9 The grazing project aims to replicate natural systems. The tight clumping of the 800 sheep encourages the animals to graze pretty hard in the areas in which they are enclosed. They will eat the grass– and thistle– to within 2-4 inches of the soil. Meanwhile, the animals will be trampling the areas that they have eaten and leaving dung and urine behind. These simple activities create contact between vegetative litter and the soil surface. This promotes soil bacteria decomposition processes–to a far greater extent than had the grass grown and died, full-stature, as it would have done had the sheep not been here. As a result, the soils should retain more carbon and more water than if the area was ungrazed. This means they will stay greener longer into the summer, and we should see less thistle (Bull thistle, Italian thistle, and Yellow Star thistle). Additionally, this will improve pest-control opportunities for local predators (hawks, herons, owls).

10 We hope that the Priory Grazing Project demonstrates that some solutions can be integrated and interconnected. The project is principally organized to improve soil health and control invasive species. But wait, there’s more.

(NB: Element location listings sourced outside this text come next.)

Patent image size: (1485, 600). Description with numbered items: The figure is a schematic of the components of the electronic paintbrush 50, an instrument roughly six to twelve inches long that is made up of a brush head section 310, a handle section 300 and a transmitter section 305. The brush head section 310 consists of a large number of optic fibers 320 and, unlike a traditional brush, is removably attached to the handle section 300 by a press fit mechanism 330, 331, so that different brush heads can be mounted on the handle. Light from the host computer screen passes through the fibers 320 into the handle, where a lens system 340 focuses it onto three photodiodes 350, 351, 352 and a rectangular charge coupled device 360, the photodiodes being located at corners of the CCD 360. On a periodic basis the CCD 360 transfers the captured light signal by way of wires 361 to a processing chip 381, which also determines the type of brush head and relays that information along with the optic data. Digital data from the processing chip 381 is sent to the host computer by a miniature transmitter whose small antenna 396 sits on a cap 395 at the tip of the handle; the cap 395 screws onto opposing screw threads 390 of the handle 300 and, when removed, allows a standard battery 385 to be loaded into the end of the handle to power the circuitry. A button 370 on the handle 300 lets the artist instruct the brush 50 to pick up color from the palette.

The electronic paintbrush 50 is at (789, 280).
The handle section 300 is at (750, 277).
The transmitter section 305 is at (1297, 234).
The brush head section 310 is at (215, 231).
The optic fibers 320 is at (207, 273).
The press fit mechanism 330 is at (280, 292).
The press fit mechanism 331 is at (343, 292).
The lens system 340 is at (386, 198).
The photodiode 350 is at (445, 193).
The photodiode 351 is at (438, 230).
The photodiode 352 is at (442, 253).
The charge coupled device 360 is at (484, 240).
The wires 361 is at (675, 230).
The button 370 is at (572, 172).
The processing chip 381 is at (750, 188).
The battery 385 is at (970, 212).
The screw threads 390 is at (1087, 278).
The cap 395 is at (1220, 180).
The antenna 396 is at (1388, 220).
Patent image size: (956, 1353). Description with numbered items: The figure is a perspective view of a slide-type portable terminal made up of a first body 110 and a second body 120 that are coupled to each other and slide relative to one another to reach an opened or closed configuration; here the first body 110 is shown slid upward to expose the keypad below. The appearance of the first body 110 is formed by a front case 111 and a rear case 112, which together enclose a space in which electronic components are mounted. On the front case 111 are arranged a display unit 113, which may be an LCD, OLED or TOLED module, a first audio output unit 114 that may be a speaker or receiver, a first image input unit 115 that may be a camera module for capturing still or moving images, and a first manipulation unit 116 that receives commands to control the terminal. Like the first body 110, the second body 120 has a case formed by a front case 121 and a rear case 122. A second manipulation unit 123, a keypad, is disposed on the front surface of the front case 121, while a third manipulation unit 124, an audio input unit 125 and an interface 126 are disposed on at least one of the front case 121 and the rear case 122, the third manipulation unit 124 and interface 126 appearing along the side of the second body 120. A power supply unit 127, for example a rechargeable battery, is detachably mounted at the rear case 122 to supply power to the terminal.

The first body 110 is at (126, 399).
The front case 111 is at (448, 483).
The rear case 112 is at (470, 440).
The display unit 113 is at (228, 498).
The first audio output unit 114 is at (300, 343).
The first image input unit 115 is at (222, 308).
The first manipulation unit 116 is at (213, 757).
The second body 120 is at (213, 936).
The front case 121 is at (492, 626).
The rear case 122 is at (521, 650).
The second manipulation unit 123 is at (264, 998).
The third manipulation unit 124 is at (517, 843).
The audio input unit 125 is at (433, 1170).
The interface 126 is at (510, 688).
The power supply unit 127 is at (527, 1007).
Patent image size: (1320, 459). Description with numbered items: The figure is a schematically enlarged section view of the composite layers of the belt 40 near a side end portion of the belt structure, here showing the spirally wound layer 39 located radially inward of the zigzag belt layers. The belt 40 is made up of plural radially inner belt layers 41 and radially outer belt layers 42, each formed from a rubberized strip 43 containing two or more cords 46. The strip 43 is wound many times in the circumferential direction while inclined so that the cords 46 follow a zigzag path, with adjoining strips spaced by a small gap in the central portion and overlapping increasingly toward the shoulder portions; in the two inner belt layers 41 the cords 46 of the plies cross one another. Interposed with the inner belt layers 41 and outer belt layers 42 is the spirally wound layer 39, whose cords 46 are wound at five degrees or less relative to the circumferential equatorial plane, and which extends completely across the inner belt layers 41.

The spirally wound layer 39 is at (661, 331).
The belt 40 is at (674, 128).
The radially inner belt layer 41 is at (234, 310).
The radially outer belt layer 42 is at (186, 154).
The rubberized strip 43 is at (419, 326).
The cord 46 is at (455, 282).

Just as the grassland soils should retain more carbon and water, and stay greener longer, this should also provide some measure of fire-prevention. And to the extent that we can avoid mowing the grasses, we are reducing the impact of heavy machinery on the hillside. Additionally, the carbon that is trapped by the soils is carbon that is not released to the atmosphere as CO2. For this reason, ‘silvopasture’ (a selective, intensive grazing project like this, but on a global scale) is seen as one of the top 10 things humans can do to draw-down atmospheric CO2 levels for climate impact.